そうそう、仕事では入社以来取り組んでいた新システムのプロジェクト第3フェーズが無事船出し最大の山場を越した。これでかなり満足できる体制になった。やれやれ、ほっと一安心。
3月4月
日々さらっていたキイトランペットを心技体道場(発表会)で披露、ハイドンの2楽章を吹く。3月末に今年初めてのバッハ(カンタータ31番、本郷教会)。
5月
スローペースだった今年の演奏活動もようやく動き出した月。昨年に続きスプラアンサンブルでカンタータの70番、小淵沢で源造さんたちとテレマンのコンチェルト、明治学院でカンタータ68番と本番が3回。その間隙を縫うように早稲田ビジネススクールでの講座が始まる。ちょっと精神的に多忙。
6月7月
6月に逗子でカンタータ(29番と120番)、7月は本郷教会(10番)、8月初にカンタータムジカTokyo(147番)とバッハが続く。7月には入社以来初の出張でNYへ。3月のベア・スターンズショックの余韻はあったとは言え、この頃はまだ良かった。あの時点では秋口以降ここまで悪くなろうとはさすがに誰も思わなかったのではなかろうか。
8月
夏枯れ。本郷教会サマーコンサート。
9月
来日するマドゥーフ氏を囲んでなにか集まりができないか画策するがうまくスケジュール合わず。結局10月も無理だったし、残念。

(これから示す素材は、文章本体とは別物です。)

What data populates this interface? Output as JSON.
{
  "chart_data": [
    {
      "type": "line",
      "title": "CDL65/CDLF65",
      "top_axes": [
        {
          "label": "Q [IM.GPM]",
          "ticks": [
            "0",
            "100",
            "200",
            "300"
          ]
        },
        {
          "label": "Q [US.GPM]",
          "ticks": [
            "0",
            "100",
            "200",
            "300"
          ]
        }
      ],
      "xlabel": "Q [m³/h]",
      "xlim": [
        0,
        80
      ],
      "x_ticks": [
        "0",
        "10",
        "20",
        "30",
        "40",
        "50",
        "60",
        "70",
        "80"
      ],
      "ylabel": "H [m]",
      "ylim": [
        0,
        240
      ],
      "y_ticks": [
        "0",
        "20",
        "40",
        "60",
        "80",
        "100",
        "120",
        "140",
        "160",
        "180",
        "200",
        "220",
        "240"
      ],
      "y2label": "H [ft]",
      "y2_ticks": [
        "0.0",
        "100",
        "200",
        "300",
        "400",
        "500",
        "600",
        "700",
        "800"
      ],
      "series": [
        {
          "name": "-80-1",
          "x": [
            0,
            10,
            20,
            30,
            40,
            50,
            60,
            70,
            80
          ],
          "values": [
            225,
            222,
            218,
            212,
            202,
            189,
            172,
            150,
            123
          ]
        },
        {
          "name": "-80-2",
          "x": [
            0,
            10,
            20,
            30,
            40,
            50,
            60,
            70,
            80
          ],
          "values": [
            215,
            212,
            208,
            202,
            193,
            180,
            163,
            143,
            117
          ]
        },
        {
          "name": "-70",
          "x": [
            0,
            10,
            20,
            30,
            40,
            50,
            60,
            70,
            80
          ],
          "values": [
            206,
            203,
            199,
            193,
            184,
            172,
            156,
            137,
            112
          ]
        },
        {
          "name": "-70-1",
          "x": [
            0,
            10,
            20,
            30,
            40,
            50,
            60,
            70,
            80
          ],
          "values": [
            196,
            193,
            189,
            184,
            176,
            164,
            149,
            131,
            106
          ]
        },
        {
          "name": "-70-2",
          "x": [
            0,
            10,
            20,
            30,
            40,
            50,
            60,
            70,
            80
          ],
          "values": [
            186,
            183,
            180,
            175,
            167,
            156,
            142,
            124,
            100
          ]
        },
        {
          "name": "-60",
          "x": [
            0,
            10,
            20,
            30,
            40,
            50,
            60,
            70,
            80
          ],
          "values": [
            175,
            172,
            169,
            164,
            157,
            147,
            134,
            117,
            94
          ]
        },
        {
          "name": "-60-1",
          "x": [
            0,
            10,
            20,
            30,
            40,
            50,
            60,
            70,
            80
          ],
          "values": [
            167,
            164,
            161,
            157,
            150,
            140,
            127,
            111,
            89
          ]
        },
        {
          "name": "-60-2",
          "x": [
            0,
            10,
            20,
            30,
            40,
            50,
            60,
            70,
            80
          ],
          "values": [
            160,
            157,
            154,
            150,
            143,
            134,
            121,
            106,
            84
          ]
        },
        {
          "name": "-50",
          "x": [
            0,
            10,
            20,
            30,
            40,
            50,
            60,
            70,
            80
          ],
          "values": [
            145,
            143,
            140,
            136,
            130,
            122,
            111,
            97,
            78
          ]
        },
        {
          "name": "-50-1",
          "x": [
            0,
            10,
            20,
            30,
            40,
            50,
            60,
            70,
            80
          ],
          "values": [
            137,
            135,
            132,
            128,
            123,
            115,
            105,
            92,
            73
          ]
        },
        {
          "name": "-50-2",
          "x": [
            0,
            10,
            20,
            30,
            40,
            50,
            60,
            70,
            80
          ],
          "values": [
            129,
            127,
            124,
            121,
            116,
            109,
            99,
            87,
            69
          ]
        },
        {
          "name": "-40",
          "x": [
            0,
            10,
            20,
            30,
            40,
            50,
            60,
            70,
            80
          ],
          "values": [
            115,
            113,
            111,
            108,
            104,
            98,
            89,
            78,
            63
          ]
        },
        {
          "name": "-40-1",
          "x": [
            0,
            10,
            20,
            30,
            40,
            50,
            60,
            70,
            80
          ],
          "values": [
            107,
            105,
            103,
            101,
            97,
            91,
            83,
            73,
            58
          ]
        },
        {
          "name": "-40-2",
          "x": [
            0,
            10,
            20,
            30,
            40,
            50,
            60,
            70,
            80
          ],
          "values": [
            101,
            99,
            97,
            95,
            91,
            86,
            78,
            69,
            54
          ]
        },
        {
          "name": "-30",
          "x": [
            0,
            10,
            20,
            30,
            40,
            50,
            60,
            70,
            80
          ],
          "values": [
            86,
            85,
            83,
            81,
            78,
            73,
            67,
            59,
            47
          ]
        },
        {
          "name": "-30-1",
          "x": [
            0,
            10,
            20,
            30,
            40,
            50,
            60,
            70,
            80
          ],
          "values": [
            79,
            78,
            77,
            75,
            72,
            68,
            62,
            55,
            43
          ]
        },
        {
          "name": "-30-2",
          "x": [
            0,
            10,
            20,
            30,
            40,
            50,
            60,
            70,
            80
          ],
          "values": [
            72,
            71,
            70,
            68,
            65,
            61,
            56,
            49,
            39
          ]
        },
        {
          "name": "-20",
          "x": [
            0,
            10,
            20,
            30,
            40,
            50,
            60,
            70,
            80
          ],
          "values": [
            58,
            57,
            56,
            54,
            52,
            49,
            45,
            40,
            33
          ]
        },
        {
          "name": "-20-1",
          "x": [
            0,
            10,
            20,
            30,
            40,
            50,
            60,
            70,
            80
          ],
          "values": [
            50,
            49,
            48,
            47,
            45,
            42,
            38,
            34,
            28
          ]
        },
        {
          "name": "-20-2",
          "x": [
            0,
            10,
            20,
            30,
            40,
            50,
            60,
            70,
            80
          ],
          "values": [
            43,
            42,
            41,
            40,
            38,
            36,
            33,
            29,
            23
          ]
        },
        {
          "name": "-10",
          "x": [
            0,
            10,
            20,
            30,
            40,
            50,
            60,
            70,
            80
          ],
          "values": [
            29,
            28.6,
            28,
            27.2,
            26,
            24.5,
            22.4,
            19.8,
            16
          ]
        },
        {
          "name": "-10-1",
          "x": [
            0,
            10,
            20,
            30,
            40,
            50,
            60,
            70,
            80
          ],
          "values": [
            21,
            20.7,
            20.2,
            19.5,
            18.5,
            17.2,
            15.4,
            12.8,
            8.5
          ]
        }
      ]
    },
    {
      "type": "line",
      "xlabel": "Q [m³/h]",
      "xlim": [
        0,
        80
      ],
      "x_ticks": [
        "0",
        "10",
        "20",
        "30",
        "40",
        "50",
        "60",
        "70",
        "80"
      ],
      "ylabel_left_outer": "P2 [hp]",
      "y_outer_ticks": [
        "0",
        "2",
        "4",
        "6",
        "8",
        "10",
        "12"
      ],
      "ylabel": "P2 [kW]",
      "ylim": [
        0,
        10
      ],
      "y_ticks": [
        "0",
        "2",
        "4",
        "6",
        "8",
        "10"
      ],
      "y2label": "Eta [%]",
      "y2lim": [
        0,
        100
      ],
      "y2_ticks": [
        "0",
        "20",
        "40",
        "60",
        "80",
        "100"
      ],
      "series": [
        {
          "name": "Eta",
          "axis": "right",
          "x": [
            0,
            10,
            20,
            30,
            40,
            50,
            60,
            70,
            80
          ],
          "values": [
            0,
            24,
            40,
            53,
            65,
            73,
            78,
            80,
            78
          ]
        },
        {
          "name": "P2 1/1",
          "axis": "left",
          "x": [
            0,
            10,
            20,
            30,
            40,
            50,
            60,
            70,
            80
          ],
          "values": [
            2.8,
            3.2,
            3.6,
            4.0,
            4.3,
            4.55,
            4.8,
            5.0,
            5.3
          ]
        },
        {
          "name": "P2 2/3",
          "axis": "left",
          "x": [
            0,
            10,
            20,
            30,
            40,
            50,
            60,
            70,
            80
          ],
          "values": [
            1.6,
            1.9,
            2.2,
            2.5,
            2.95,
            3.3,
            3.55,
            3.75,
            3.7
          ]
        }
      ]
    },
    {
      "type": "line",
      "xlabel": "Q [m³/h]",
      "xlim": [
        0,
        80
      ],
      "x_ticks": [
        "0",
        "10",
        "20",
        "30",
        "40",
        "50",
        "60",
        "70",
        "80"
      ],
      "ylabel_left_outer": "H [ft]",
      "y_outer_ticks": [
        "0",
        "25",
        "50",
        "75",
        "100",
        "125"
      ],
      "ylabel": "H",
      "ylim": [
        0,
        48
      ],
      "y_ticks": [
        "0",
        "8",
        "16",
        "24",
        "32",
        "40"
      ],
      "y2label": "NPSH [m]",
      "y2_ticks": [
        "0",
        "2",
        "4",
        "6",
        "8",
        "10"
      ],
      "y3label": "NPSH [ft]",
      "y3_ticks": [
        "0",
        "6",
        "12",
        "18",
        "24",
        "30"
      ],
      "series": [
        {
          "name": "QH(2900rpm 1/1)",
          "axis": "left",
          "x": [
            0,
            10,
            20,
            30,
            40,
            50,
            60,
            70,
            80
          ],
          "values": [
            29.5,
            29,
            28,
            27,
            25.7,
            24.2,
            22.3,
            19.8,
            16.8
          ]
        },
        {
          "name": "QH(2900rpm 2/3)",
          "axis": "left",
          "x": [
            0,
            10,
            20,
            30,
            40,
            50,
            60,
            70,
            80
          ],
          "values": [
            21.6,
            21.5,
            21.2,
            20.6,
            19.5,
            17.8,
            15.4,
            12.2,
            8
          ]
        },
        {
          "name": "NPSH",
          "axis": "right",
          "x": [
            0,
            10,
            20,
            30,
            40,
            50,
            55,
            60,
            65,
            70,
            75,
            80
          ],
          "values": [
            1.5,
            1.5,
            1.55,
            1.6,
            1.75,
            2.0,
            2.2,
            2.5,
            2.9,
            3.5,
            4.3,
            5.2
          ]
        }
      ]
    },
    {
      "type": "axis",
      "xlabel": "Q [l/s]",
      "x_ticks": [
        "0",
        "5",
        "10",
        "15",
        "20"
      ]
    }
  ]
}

ならばと田舎に帰って福岡古楽音楽祭でブランデンブルクと管弦楽組曲の全曲を鑑賞。贅沢なコンサートだった。福岡の公演だけっていうのはもったいない。東京に帰って来たらいきなりリーマンが逝ってしまった。それからのひどいマーケット。今年は最悪だね。演奏会出番はカテドラルでシュッツのダヴィデ詩編全曲。またまたひな壇最上段に上がる。
10月
所属するオケ(OPT)の演奏会第7回目、初めての団体(アンサンブル・バッハ)でのロ短調ミサ、いつもお手伝いしているバッハ・カンタータ・アンサンブルとのカンタータ(181番など)のほか、コンセール・スピリチュエルのコンサートを聴きにいくなど音楽的には充実した月。その反面マーケットはひどい状態が続く。まさかGSとかモルスタがカウンターパーティとしてどうなの?って疑問視されるような日が来るとは思わなんだ。
11月
秋のコンサートシーズンにもかかわらず本番は一つもなし。むしろ鑑賞の日々。リハも少ないしと思って入れていたシンガポール出張は都合でキャンセルということに。外資のリストラの嵐がすごいことになってきている。
12月
前月ヒマだった反動か、師走にはコンサート4つと立て込んだ。演目も初期バロックから古典派までバラエティに富んでいてかつどれも印象深かった。月初のモツレク(MAT)はこの曲の自己ベストだったが、気が緩んだのか明治学院のヴェスプロでは唇の炎症でいつものアンブシュアでは吹けず、窮余の一策でセンター吹き。そのリベンジは本郷教会のシュッツで果たすことができ、来年に持ち越さなくて良かった。そして本年〆の演奏会は逗子での63番、110番。いい演奏で締めくくることできたんじゃないかな。ラッパ隊としての響きのまとまりという点でもこのコンサートを今年の演奏のベストということにしよう。
というわけで本番の回数を数えると20回、おかげさまで今年も充実した演奏活動ができた。バッハも多かったし満足。来年は年明け早々から自分にとっては重要なコンサートの目白押し。今から待ち遠しい。しかしながら仕事を取り巻く環境は厳しさを増す一方。さらに悪くなるのか、どの程度我慢の日が続くのか、はたまたV字回復するのか、皆目見当がつかない。